“Star Tower”
Author, Wendy Kohn
02138 (March/ April 2008): 37
Frank Gehry’s latest project is coming to life in downtown L.A.: a $1 billion mixed-use development featuring two shimmering residential towers, one 19 stories high, the other 48, for the international and downtown professional crowd. Directly opposite his swooping Disney Concert Hal, Gehry’s new commission will add some style to the famously boxy L.A. skyline. Trouble may be brewing for the architect in Cambridge – where MIT is suing him for alleged design flaws in his four-year-old, $300 million Stata Center – but elsewhere, Gehry’s signature tumbling, folded, and warped surfaces are as highly sought-after as ever.
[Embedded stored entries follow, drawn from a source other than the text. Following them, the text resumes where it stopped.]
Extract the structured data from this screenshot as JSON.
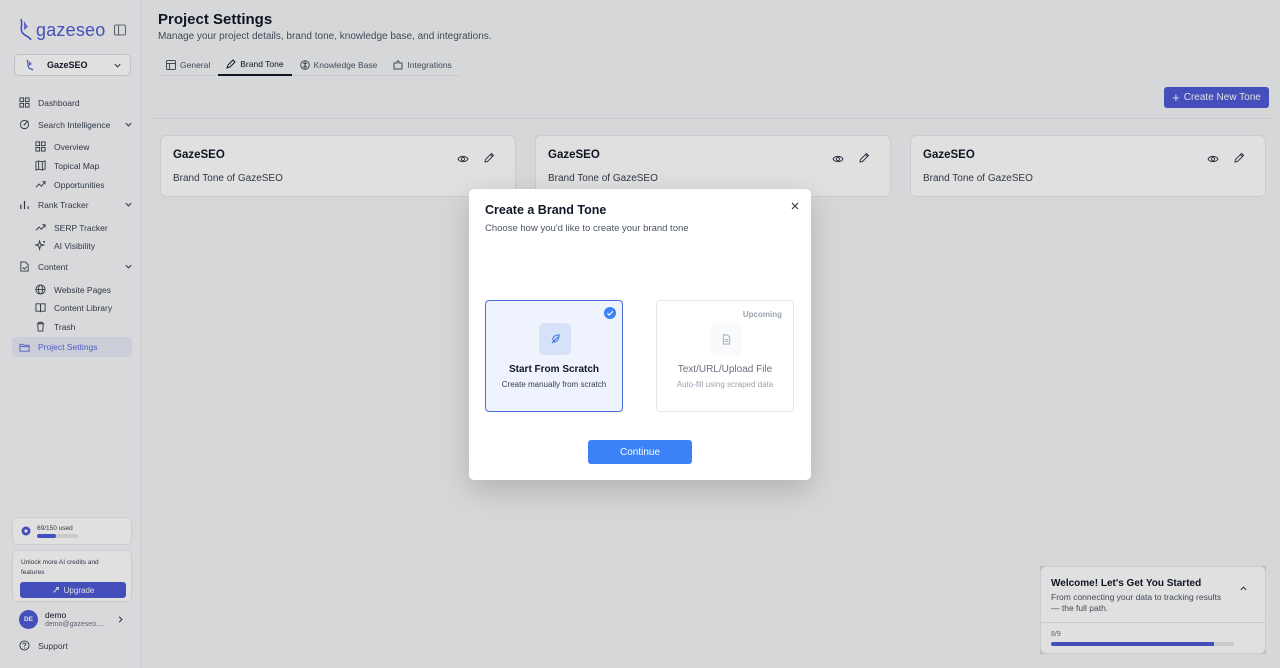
{
  "brand": {
    "name": "gazeseo",
    "accent": "#4f5bd5"
  },
  "project_selector": {
    "value": "GazeSEO"
  },
  "sidebar": {
    "items": [
      {
        "label": "Dashboard",
        "icon": "grid-icon"
      },
      {
        "label": "Search Intelligence",
        "icon": "radar-icon",
        "expanded": true,
        "children": [
          {
            "label": "Overview",
            "icon": "grid-icon"
          },
          {
            "label": "Topical Map",
            "icon": "map-icon"
          },
          {
            "label": "Opportunities",
            "icon": "trend-icon"
          }
        ]
      },
      {
        "label": "Rank Tracker",
        "icon": "bar-chart-icon",
        "expanded": true,
        "children": [
          {
            "label": "SERP Tracker",
            "icon": "trend-icon"
          },
          {
            "label": "AI Visibility",
            "icon": "sparkle-icon"
          }
        ]
      },
      {
        "label": "Content",
        "icon": "file-icon",
        "expanded": true,
        "children": [
          {
            "label": "Website Pages",
            "icon": "globe-icon"
          },
          {
            "label": "Content Library",
            "icon": "book-icon"
          },
          {
            "label": "Trash",
            "icon": "trash-icon"
          }
        ]
      },
      {
        "label": "Project Settings",
        "icon": "folder-icon",
        "active": true
      }
    ],
    "credits": {
      "label": "69/150 used",
      "fraction": 0.46
    },
    "upgrade": {
      "text": "Unlock more AI credits and features",
      "button": "Upgrade"
    },
    "user": {
      "initials": "DE",
      "name": "demo",
      "email": "demo@gazeseo...."
    },
    "support": "Support"
  },
  "header": {
    "title": "Project Settings",
    "subtitle": "Manage your project details, brand tone, knowledge base, and integrations."
  },
  "tabs": [
    {
      "label": "General",
      "icon": "layout-icon"
    },
    {
      "label": "Brand Tone",
      "icon": "pen-icon",
      "active": true
    },
    {
      "label": "Knowledge Base",
      "icon": "brain-icon"
    },
    {
      "label": "Integrations",
      "icon": "puzzle-icon"
    }
  ],
  "create_tone_button": "Create New Tone",
  "tone_cards": [
    {
      "name": "GazeSEO",
      "description": "Brand Tone of GazeSEO"
    },
    {
      "name": "GazeSEO",
      "description": "Brand Tone of GazeSEO"
    },
    {
      "name": "GazeSEO",
      "description": "Brand Tone of GazeSEO"
    }
  ],
  "modal": {
    "title": "Create a Brand Tone",
    "subtitle": "Choose how you'd like to create your brand tone",
    "options": [
      {
        "title": "Start From Scratch",
        "description": "Create manually from scratch",
        "selected": true
      },
      {
        "title": "Text/URL/Upload File",
        "description": "Auto-fill using scraped data",
        "badge": "Upcoming",
        "disabled": true
      }
    ],
    "continue_label": "Continue"
  },
  "onboarding": {
    "title": "Welcome! Let's Get You Started",
    "text": "From connecting your data to tracking results — the full path.",
    "progress_label": "8/9",
    "fraction": 0.889
  }
}
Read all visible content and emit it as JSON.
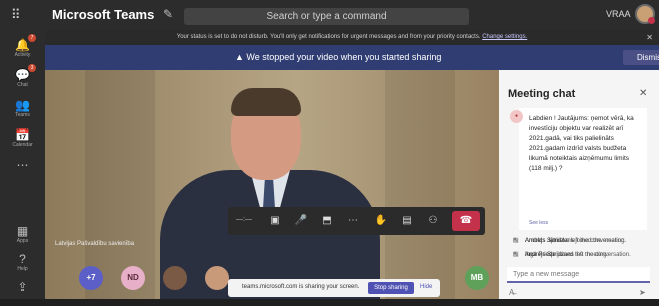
{
  "app": {
    "name": "Microsoft Teams",
    "search_placeholder": "Search or type a command",
    "user_initials": "VRAA"
  },
  "rail": [
    {
      "icon": "bell-icon",
      "label": "Activity",
      "badge": "7"
    },
    {
      "icon": "chat-icon",
      "label": "Chat",
      "badge": "3"
    },
    {
      "icon": "teams-icon",
      "label": "Teams",
      "badge": ""
    },
    {
      "icon": "calendar-icon",
      "label": "Calendar",
      "badge": ""
    },
    {
      "icon": "more-icon",
      "label": "",
      "badge": ""
    },
    {
      "icon": "apps-icon",
      "label": "Apps",
      "badge": ""
    },
    {
      "icon": "help-icon",
      "label": "Help",
      "badge": ""
    },
    {
      "icon": "upload-icon",
      "label": "",
      "badge": ""
    }
  ],
  "notice": {
    "text": "Your status is set to do not disturb. You'll only get notifications for urgent messages and from your priority contacts.",
    "link": "Change settings."
  },
  "banner": {
    "message": "We stopped your video when you started sharing",
    "dismiss": "Dismiss"
  },
  "video": {
    "caption": "Latvijas Pašvaldību savienība"
  },
  "participants": [
    "+7",
    "ND",
    "MB"
  ],
  "share": {
    "text": "teams.microsoft.com is sharing your screen.",
    "stop": "Stop sharing",
    "hide": "Hide"
  },
  "chat": {
    "title": "Meeting chat",
    "message": "Labdien ! Jautājums: ņemot vērā, ka investīciju objektu var realizēt arī 2021.gadā, vai tiks palielināts 2021.gadam izdrīd valsts budžeta likumā noteiktais aizņēmumu limits (118 milj.) ?",
    "see_less": "See less",
    "events": [
      {
        "icon": "leave-icon",
        "name": "Arnolds Jātnieks",
        "text": "left the conversation."
      },
      {
        "icon": "leave-icon",
        "name": "Andrejs Spridzans",
        "text": "left the conversation."
      },
      {
        "icon": "join-icon",
        "name": "Andrejs Spridzans",
        "text": "joined the meeting."
      },
      {
        "icon": "join-icon",
        "name": "Inga Priede",
        "text": "joined the meeting."
      }
    ],
    "input_placeholder": "Type a new message"
  }
}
His employer, William Witte, president of project developers Related of California, call Gehry’ “L.A.’s star architect.” At a city hearing for the project, Witte remembers, “Everyone said, ‘Be bold!’ And the current vision is amazing.” The development, slated to open in 2011, is phase one of the Grand Avenue Project and will include nearly 500 residential units, 250,000 square feet of retail, a 295-room Mandarin Oriental Hotel, and a 16-acre park. Its centerpiece will be the 488-story tower, which Witte hopes will become L.A.’s premium address along the city’s emerging performing corridor. The tower will house the hotel and 266 luxury apartments, modeled on the “Five Star Living” residences at New York’s Mandarin Oriental, which includes penthouses valued at $35 million. “It’s not going to be Fifth Avenue or the Champs-Elysees,” says Gehry, but “it could end up a pretty unique thing.”